Stat Anal Data Min. 2021 Apr;14(2):144-167. doi: 10.1002/sam.11498. Epub 2021 Feb 5.
sidClustering is a new random forests unsupervised machine learning algorithm. The first step in sidClustering involves what is called sidification of the features: staggering the features to have mutually exclusive ranges (called the staggered interaction data [SID] main features) and then forming all pairwise interactions (called the SID interaction features). Then a multivariate random forest (able to handle both continuous and categorical variables) is used to predict the SID main features. We establish uniqueness of sidification and show how multivariate impurity splitting is able to identify clusters. The proposed sidClustering method is adept at finding clusters arising from categorical and continuous variables and retains all the important advantages of random forests.

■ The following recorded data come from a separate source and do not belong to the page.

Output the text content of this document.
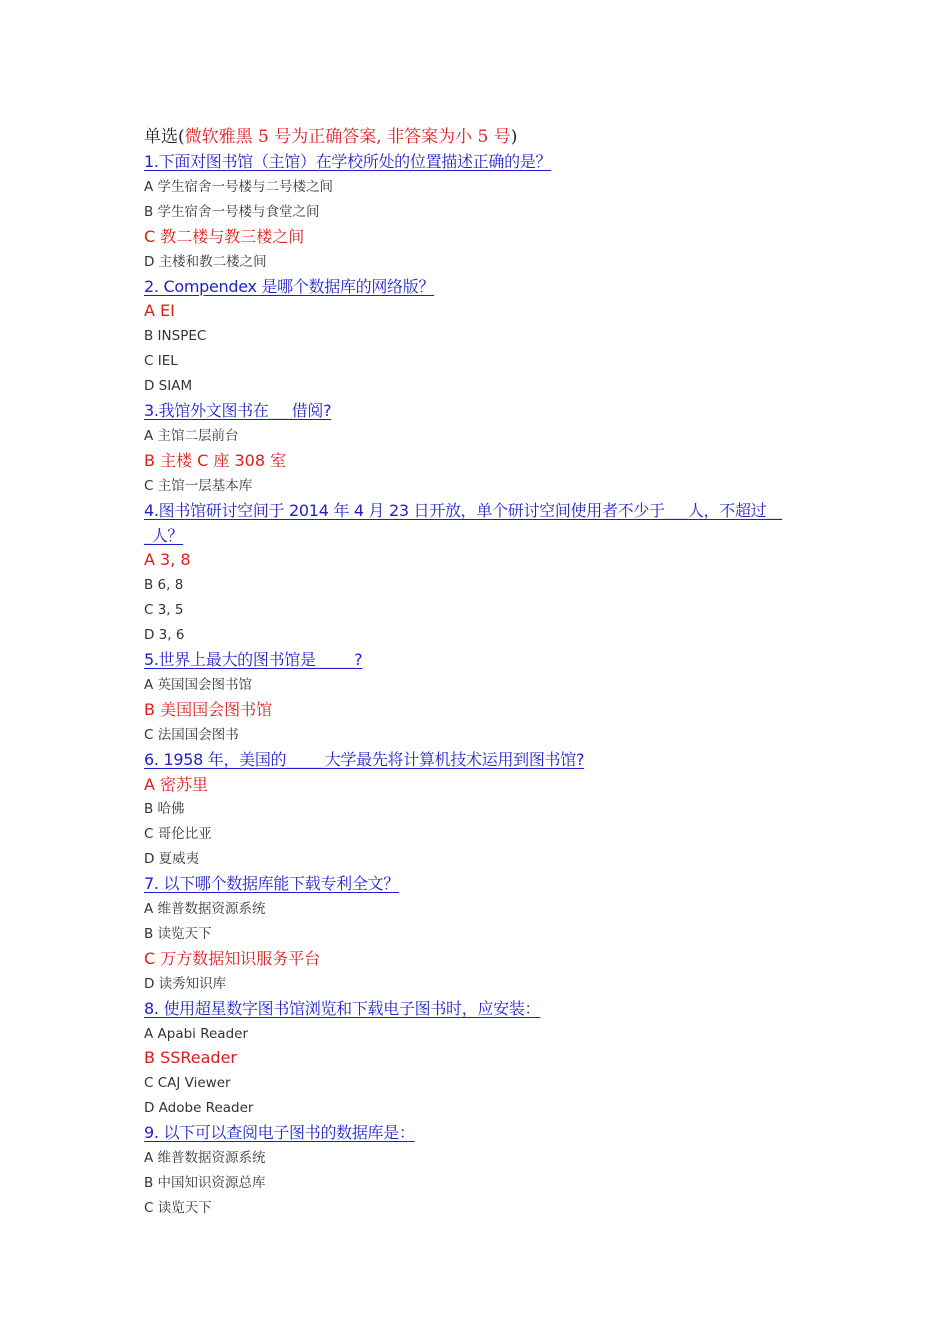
单选(微软雅黑 5 号为正确答案, 非答案为小 5 号)
1.下面对图书馆（主馆）在学校所处的位置描述正确的是？
A 学生宿舍一号楼与二号楼之间
B 学生宿舍一号楼与食堂之间
C 教二楼与教三楼之间
D 主楼和教二楼之间
2. Compendex 是哪个数据库的网络版？
A EI
B INSPEC
C IEL
D SIAM
3.我馆外文图书在___借阅?
A 主馆二层前台
B 主楼 C 座 308 室
C 主馆一层基本库
4.图书馆研讨空间于 2014 年 4 月 23 日开放，单个研讨空间使用者不少于___人，不超过__
_人？
A 3, 8
B 6, 8
C 3, 5
D 3, 6
5.世界上最大的图书馆是_____?
A 英国国会图书馆
B 美国国会图书馆
C 法国国会图书
6. 1958 年，美国的_____大学最先将计算机技术运用到图书馆?
A 密苏里
B 哈佛
C 哥伦比亚
D 夏威夷
7. 以下哪个数据库能下载专利全文？
A 维普数据资源系统
B 读览天下
C 万方数据知识服务平台
D 读秀知识库
8. 使用超星数字图书馆浏览和下载电子图书时，应安装：
A Apabi Reader
B SSReader
C CAJ Viewer
D Adobe Reader
9. 以下可以查阅电子图书的数据库是：
A 维普数据资源系统
B 中国知识资源总库
C 读览天下
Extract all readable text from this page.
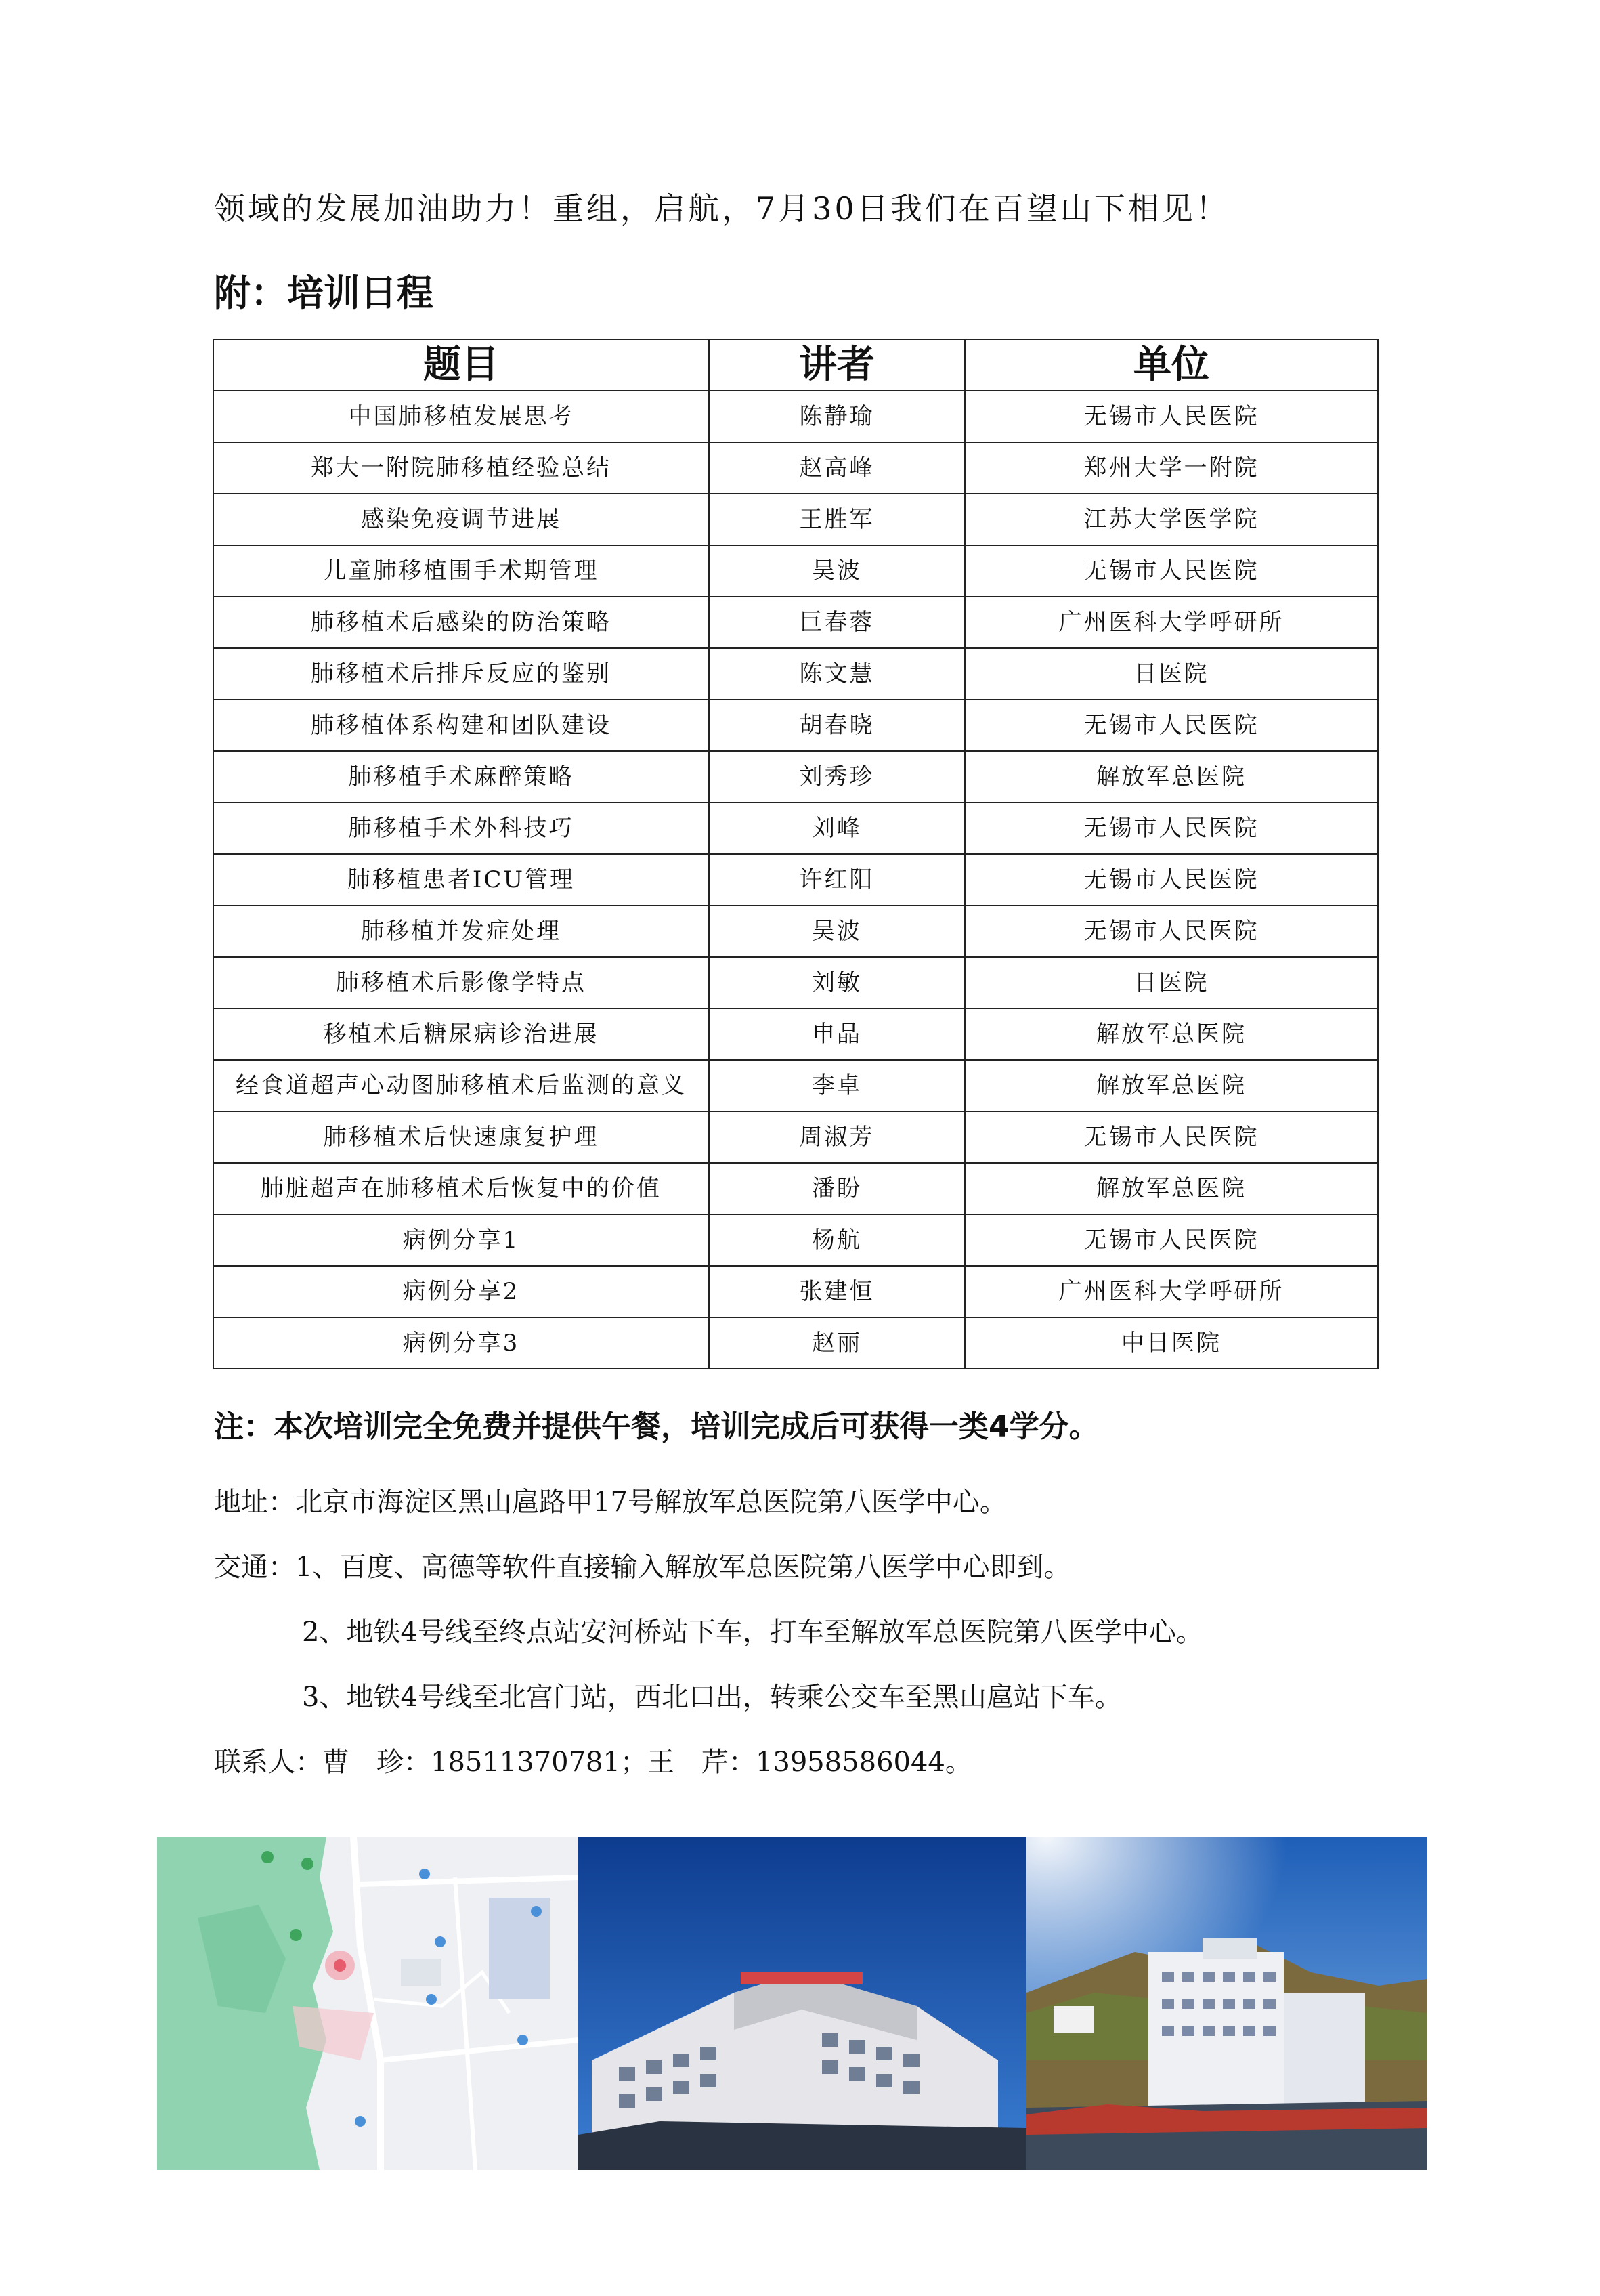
领域的发展加油助力！重组，启航，7月30日我们在百望山下相见！
附：培训日程
题目	讲者	单位
中国肺移植发展思考	陈静瑜	无锡市人民医院
郑大一附院肺移植经验总结	赵高峰	郑州大学一附院
感染免疫调节进展	王胜军	江苏大学医学院
儿童肺移植围手术期管理	吴波	无锡市人民医院
肺移植术后感染的防治策略	巨春蓉	广州医科大学呼研所
肺移植术后排斥反应的鉴别	陈文慧	日医院
肺移植体系构建和团队建设	胡春晓	无锡市人民医院
肺移植手术麻醉策略	刘秀珍	解放军总医院
肺移植手术外科技巧	刘峰	无锡市人民医院
肺移植患者ICU管理	许红阳	无锡市人民医院
肺移植并发症处理	吴波	无锡市人民医院
肺移植术后影像学特点	刘敏	日医院
移植术后糖尿病诊治进展	申晶	解放军总医院
经食道超声心动图肺移植术后监测的意义	李卓	解放军总医院
肺移植术后快速康复护理	周淑芳	无锡市人民医院
肺脏超声在肺移植术后恢复中的价值	潘盼	解放军总医院
病例分享1	杨航	无锡市人民医院
病例分享2	张建恒	广州医科大学呼研所
病例分享3	赵丽	中日医院
注：本次培训完全免费并提供午餐，培训完成后可获得一类4学分。
地址：北京市海淀区黑山扈路甲17号解放军总医院第八医学中心。
交通：1、百度、高德等软件直接输入解放军总医院第八医学中心即到。
2、地铁4号线至终点站安河桥站下车，打车至解放军总医院第八医学中心。
3、地铁4号线至北宫门站，西北口出，转乘公交车至黑山扈站下车。
联系人：曹　珍：18511370781；王　芹：13958586044。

The method is illustrated using simulated and real data as well as two in depth case studies, one from a large multi-institutional study of esophageal cancer, and the other involving hospital charges for cardiovascular patients.
SID聚类是一种新的随机森林无监督机器学习算法。SID聚类的第一步涉及特征的所谓“sid化”:将特征交错排列以具有相互排斥的范围(称为交错交互数据[SID]主特征),然后形成所有成对交互(称为SID交互特征)。然后使用多元随机森林(能够处理连续和分类变量)来预测SID主特征。我们确立了sid化的唯一性,并展示了多元杂质分裂如何能够识别聚类。所提出的SID聚类方法擅长于发现由分类和连续变量产生的聚类,并保留了随机森林的所有重要优点。使用模拟数据和真实数据以及两个深入的案例研究对该方法进行了说明,一个来自对食管癌的大型多机构研究,另一个涉及心血管疾病患者的住院费用。